Somente quando a situação for insustentável, as pessoas que não têm como cuidar de si mesmas poderão ter acesso a um centro subvencionado. A recém-criada Lei de Cuidados de Longa Duração estabelece que caberá às prefeituras proporcionar o atendimento, para o qual receberão financiamento estatal.
O primeiro discurso da Coroa do novo rei holandês, Willem-Alexander, introduziu em setembro de 2013 a ideia da sociedade participativa, em forma de advertência e, também, de desafio. Por um lado, mostrava a insustentabilidade de manter, com a crise, um sistema de cuidado que em 2010 custou 23.500 bilhões de euros (75,9 bilhões de reais) ao erário público –com esse orçamento foram atendidos 250.000 dependentes em instituições públicas e outros 350.000 por meio de ajuda paga aos domicílios. Considerando o envelhecimento crescente nesse país de 16,7 milhões de habitantes, o desafio consiste em convencer os cidadãos de que têm de apoiar-se e ser responsáveis pelos que os rodeiam. A questão é saber se eles o farão espontaneamente. Porque, a partir de agora, o direito histórico de receber atendimento somente poderá ser exercido quando a pessoa não puder cuidar de si mesma e carecer de uma rede informal de apoio. Com essa mudança, o Estado pretende economizar 2,3 bilhões de euros este ano.
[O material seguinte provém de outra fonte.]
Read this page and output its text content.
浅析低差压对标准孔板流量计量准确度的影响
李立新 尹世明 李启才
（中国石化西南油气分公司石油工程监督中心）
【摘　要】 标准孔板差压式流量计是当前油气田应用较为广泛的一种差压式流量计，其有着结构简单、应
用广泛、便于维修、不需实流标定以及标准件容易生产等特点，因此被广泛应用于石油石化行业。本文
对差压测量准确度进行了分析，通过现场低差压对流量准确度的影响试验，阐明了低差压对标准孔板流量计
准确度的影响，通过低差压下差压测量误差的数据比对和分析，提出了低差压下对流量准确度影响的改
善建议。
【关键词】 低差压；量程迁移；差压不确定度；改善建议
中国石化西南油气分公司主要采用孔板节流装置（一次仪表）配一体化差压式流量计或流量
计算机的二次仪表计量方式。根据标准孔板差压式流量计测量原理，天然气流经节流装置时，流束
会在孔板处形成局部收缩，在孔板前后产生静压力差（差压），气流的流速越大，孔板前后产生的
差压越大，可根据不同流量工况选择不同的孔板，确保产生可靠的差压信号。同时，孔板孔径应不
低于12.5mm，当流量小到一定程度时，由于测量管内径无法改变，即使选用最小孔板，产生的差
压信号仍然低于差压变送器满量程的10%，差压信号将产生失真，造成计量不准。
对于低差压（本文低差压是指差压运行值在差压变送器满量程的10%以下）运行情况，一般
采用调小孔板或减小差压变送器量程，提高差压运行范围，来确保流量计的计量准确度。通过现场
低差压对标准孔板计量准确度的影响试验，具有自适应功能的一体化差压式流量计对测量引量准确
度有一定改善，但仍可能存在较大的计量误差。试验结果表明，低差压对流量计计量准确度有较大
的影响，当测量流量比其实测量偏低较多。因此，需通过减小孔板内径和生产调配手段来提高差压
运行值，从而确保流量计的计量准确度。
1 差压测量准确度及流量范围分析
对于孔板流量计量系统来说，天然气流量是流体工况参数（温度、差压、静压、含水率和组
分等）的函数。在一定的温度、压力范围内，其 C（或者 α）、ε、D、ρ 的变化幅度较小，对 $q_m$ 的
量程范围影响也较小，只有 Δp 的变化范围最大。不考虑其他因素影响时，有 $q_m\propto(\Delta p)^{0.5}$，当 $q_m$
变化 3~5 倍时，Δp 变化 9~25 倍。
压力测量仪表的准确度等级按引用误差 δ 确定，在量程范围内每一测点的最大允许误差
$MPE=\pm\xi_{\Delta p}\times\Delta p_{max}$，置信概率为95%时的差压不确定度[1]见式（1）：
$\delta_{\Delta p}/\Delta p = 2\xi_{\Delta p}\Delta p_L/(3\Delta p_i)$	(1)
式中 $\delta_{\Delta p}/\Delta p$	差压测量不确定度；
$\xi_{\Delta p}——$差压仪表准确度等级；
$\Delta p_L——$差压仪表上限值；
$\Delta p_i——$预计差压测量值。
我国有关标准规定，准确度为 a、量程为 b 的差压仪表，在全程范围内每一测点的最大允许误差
Menos Estado de bem-estar social na União Europeia
• A crise econômica, em alguns casos, e as políticas de linha liberal, em outros, levaram a cortes no Estado de bem-estar social de diferentes países da UE.
• Na Espanha, o financiamento da Lei de Dependência sofreu um corte significativo. Os beneficiários chegam a 723.000, mas há dezenas de milhares na lista de espera. O Governo deixou de pagar à Seguridade Social pelos cuidadores familiares.
• Na Suécia o corte de gasto e privatização da atenção a idosos foi um dos fatores que, em 2014, custaram as eleições ao Executivo de centro-direita.
• O Governo francês prevê reduzir em 21 bilhões de euros o gasto público, sobretudo em proteção social, este ano.
A Actiz, uma empresa dedicada a proporcionar ajuda a idosos e dependentes de qualquer idade, e com cerca de 2 milhões de clientes, teme que com a reforma possam ser cortados 55.000 empregos. Em conjunto, trabalham no setor 1,1 milhão de pessoas, e os sindicatos generalistas preveem a perda de até 100.000 empregos.
As primeiras mudanças começaram a ser notadas já no final do ano passado, antes de entrar em vigor a lei sobre os cuidados. Os idosos “que conservam sua vitalidade e podem cuidar de si mesmos” –segundo a definição da norma– foram abandonando as residências onde eram atendidos em grande parte à custa do erário público. Depois de uma avaliação de suas necessidades, seu novo domicílio é uma casa de aluguel baixo. Antes, eles pagavam a residência em função de suas pensões e o Estado completava o restante. Agora se espera que sejam ajudados, gratuitamente, por seus parentes, conhecidos ou vizinhos. Também podem acorrer em seu auxílio voluntários que receberão um pagamento simbólico para fazer compras, limpar, cozinhar, dar-lhes banho ou lembrá-los de tomar seus remédios.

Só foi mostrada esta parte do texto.